Sega won control of Live and Learn, but the case exposes how fragmented music rights really are.

Few songs in gaming history are as iconic as Live and Learn, the hard-rock anthem from Sonic Adventure 2. Behind the nostalgia lies a bitter legal dispute over who truly owns it.

In August 2025, the Central District of California ruled in Sega’s favor, granting the company undisputed control over the song. The judge also ordered Crush 40’s Johnny Gioeli to cancel the copyright registrations he filed in 2024.

For Gioeli, the story is far from over. “The song is mine,” he said in a statement posted on X/Twitter. He insists the song remains in the “the abyss of ownership.” He also claimed that Sega told Epic Games to contract him for permission to use the song.

What Was the Lawsuit About?

Back in 2001, Sega paid Gioeli $3,000 to write lyrics for Live and Learn. According to him, that deal never covered the master recording or the composition itself. He argues he recorded and produced the song in his home studio. While he worked on it remotely with Sega’s Jun Senoue, he claims the song was made independent from Sega’s direct control.

Sega countered his claims by framing his contribution as “work-for-hire.” They pointed to the Copyright Act’s three-year statute of limitations. The judge ultimately agreed with Sega, dismissing Gioeli’s complaint “with prejudice on the merits.” That means Sega now has clear, legal ownership of the song’s masters and composition. This gives them the right to license the song across different mediums like games, movies.

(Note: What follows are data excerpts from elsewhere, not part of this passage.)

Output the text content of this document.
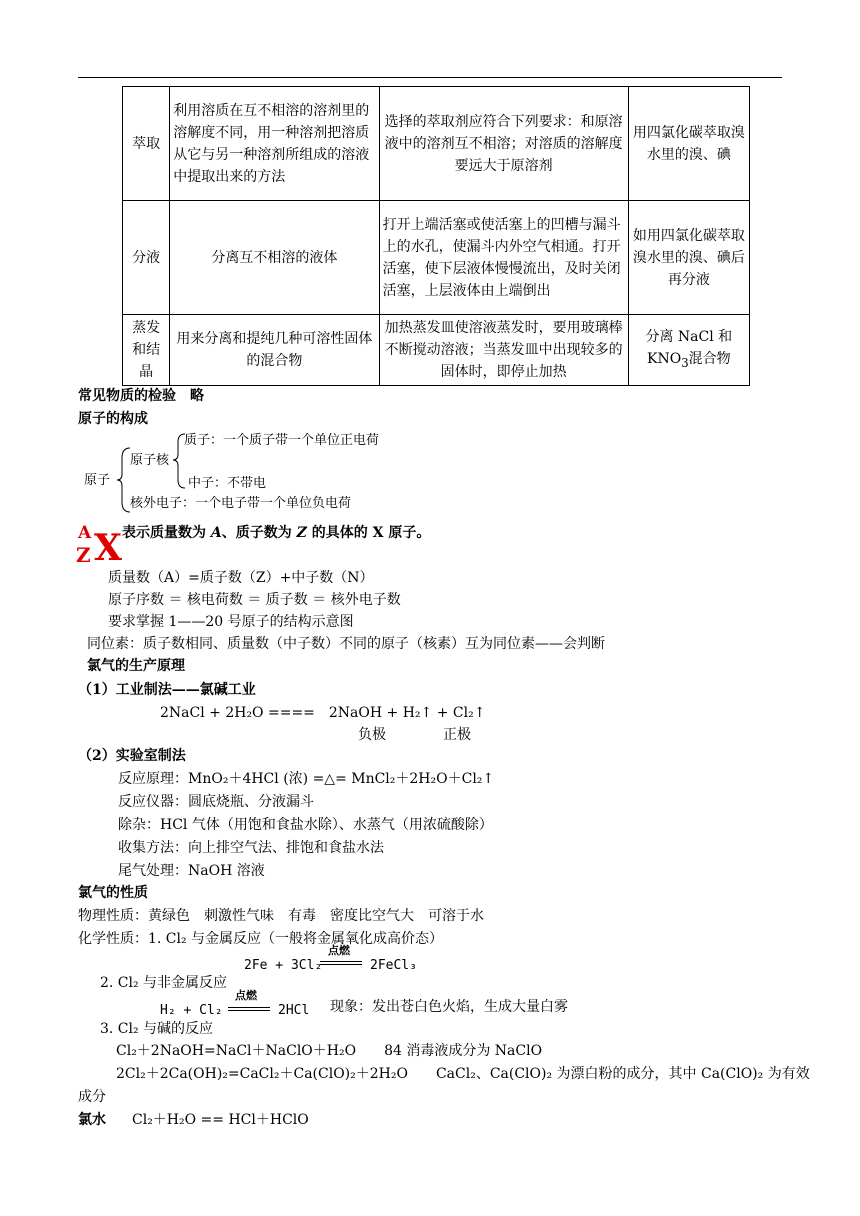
萃取	利用溶质在互不相溶的溶剂里的溶解度不同，用一种溶剂把溶质从它与另一种溶剂所组成的溶液中提取出来的方法	选择的萃取剂应符合下列要求：和原溶液中的溶剂互不相溶；对溶质的溶解度要远大于原溶剂	用四氯化碳萃取溴水里的溴、碘
分液	分离互不相溶的液体	打开上端活塞或使活塞上的凹槽与漏斗上的水孔，使漏斗内外空气相通。打开活塞，使下层液体慢慢流出，及时关闭活塞，上层液体由上端倒出	如用四氯化碳萃取溴水里的溴、碘后再分液
蒸发和结晶	用来分离和提纯几种可溶性固体的混合物	加热蒸发皿使溶液蒸发时，要用玻璃棒不断搅动溶液；当蒸发皿中出现较多的固体时，即停止加热	分离 NaCl 和 $KNO_3$混合物
常见物质的检验　略
原子的构成
原子
原子核
质子：一个质子带一个单位正电荷
中子：不带电
核外电子：一个电子带一个单位负电荷
A
Z X 表示质量数为 A、质子数为 Z 的具体的 X 原子。
质量数（A）=质子数（Z）+中子数（N）
原子序数 ＝ 核电荷数 ＝ 质子数 ＝ 核外电子数
要求掌握 1——20 号原子的结构示意图
同位素：质子数相同、质量数（中子数）不同的原子（核素）互为同位素——会判断
氯气的生产原理
（1）工业制法——氯碱工业
2NaCl + 2H₂O ====　2NaOH + H₂↑ + Cl₂↑
负极	正极
（2）实验室制法
反应原理：MnO₂＋4HCl (浓) =△= MnCl₂＋2H₂O＋Cl₂↑
反应仪器：圆底烧瓶、分液漏斗
除杂：HCl 气体（用饱和食盐水除）、水蒸气（用浓硫酸除）
收集方法：向上排空气法、排饱和食盐水法
尾气处理：NaOH 溶液
氯气的性质
物理性质：黄绿色　刺激性气味　有毒　密度比空气大　可溶于水
化学性质：1. Cl₂ 与金属反应（一般将金属氧化成高价态）
2Fe + 3Cl₂
点燃
2FeCl₃
2. Cl₂ 与非金属反应
H₂ + Cl₂
点燃
2HCl 现象：发出苍白色火焰，生成大量白雾
3. Cl₂ 与碱的反应
Cl₂＋2NaOH=NaCl＋NaClO＋H₂O　　84 消毒液成分为 NaClO
2Cl₂＋2Ca(OH)₂=CaCl₂＋Ca(ClO)₂＋2H₂O　　CaCl₂、Ca(ClO)₂ 为漂白粉的成分，其中 Ca(ClO)₂ 为有效
成分
氯水 Cl₂＋H₂O == HCl＋HClO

Artists Rarely Own Their Music

The dispute over Live and Learn shows just how little control artists and songwriters have over their own music. When it comes to music, ownership is fragmented. The ownership of a song is split between the artists, songwriters, publishers and record labels. However, the most important aspect of ownership, having the rights to master recordings, belongs to the record labels.

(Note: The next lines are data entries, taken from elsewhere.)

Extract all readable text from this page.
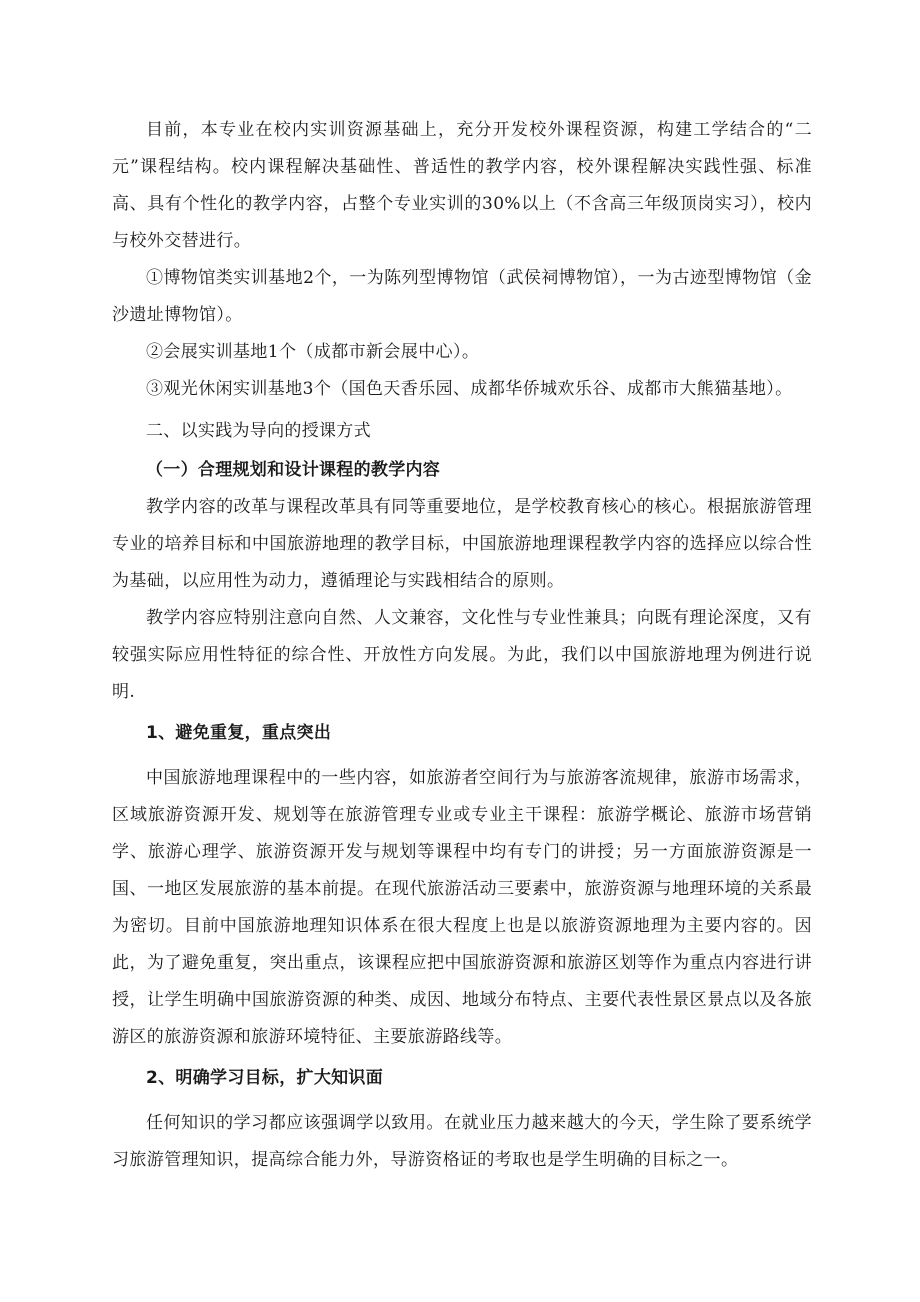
目前，本专业在校内实训资源基础上，充分开发校外课程资源，构建工学结合的“二元”课程结构。校内课程解决基础性、普适性的教学内容，校外课程解决实践性强、标准高、具有个性化的教学内容，占整个专业实训的30%以上（不含高三年级顶岗实习），校内与校外交替进行。

①博物馆类实训基地2个，一为陈列型博物馆（武侯祠博物馆），一为古迹型博物馆（金沙遗址博物馆）。

②会展实训基地1个（成都市新会展中心）。

③观光休闲实训基地3个（国色天香乐园、成都华侨城欢乐谷、成都市大熊猫基地）。

二、以实践为导向的授课方式

（一）合理规划和设计课程的教学内容

教学内容的改革与课程改革具有同等重要地位，是学校教育核心的核心。根据旅游管理专业的培养目标和中国旅游地理的教学目标，中国旅游地理课程教学内容的选择应以综合性为基础，以应用性为动力，遵循理论与实践相结合的原则。

教学内容应特别注意向自然、人文兼容，文化性与专业性兼具；向既有理论深度，又有较强实际应用性特征的综合性、开放性方向发展。为此，我们以中国旅游地理为例进行说明.

1、避免重复，重点突出

中国旅游地理课程中的一些内容，如旅游者空间行为与旅游客流规律，旅游市场需求，区域旅游资源开发、规划等在旅游管理专业或专业主干课程：旅游学概论、旅游市场营销学、旅游心理学、旅游资源开发与规划等课程中均有专门的讲授；另一方面旅游资源是一国、一地区发展旅游的基本前提。在现代旅游活动三要素中，旅游资源与地理环境的关系最为密切。目前中国旅游地理知识体系在很大程度上也是以旅游资源地理为主要内容的。因此，为了避免重复，突出重点，该课程应把中国旅游资源和旅游区划等作为重点内容进行讲授，让学生明确中国旅游资源的种类、成因、地域分布特点、主要代表性景区景点以及各旅游区的旅游资源和旅游环境特征、主要旅游路线等。

2、明确学习目标，扩大知识面

任何知识的学习都应该强调学以致用。在就业压力越来越大的今天，学生除了要系统学习旅游管理知识，提高综合能力外，导游资格证的考取也是学生明确的目标之一。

This is crucial because the masters are the original sound recording. It’s where all copies and reproductions are made from. Owning the masters means the rights holder can decide whether that music can be licensed and where it’s licensed to. The person who actually performs or writes the song is only getting a fraction of the song’s revenue. They also lose the ability to decide how and where the music is used.

Gioeli’s case mirrors countless others where creators sign early deals, often for modest pay. They’re rewarded with seeing their work playing in the background of countless ads, movies or video games with little control over who gets to use those recordings.

Why Video Game Music Is Especially Complicated

The case also exposes an issue for video game music. Unlike a typical single or album track, game soundtracks live on across remakes, spinoffs, concerts, films, etc. Live and Learn has appeared in more than 25 Sonic projects since 2001. Yet according to Gioeli, he wasn’t even aware of many of these uses until fans told him in 2024.

Music created for games needs strong contracts, just like any other form of entertainment. Without airtight agreements, disputes like this can force publishers to replace them or cut them from certain releases.

Johnny Gioeli may have helped make Live and Learn a classic among Sonic fans, but the court has spoken. Sega has full ownership of the song now. I don’t know if Gioeli will try to appeal. The one thing I do know is that this probably won’t be the last time the rights to a popular song are questioned in a lawsuit.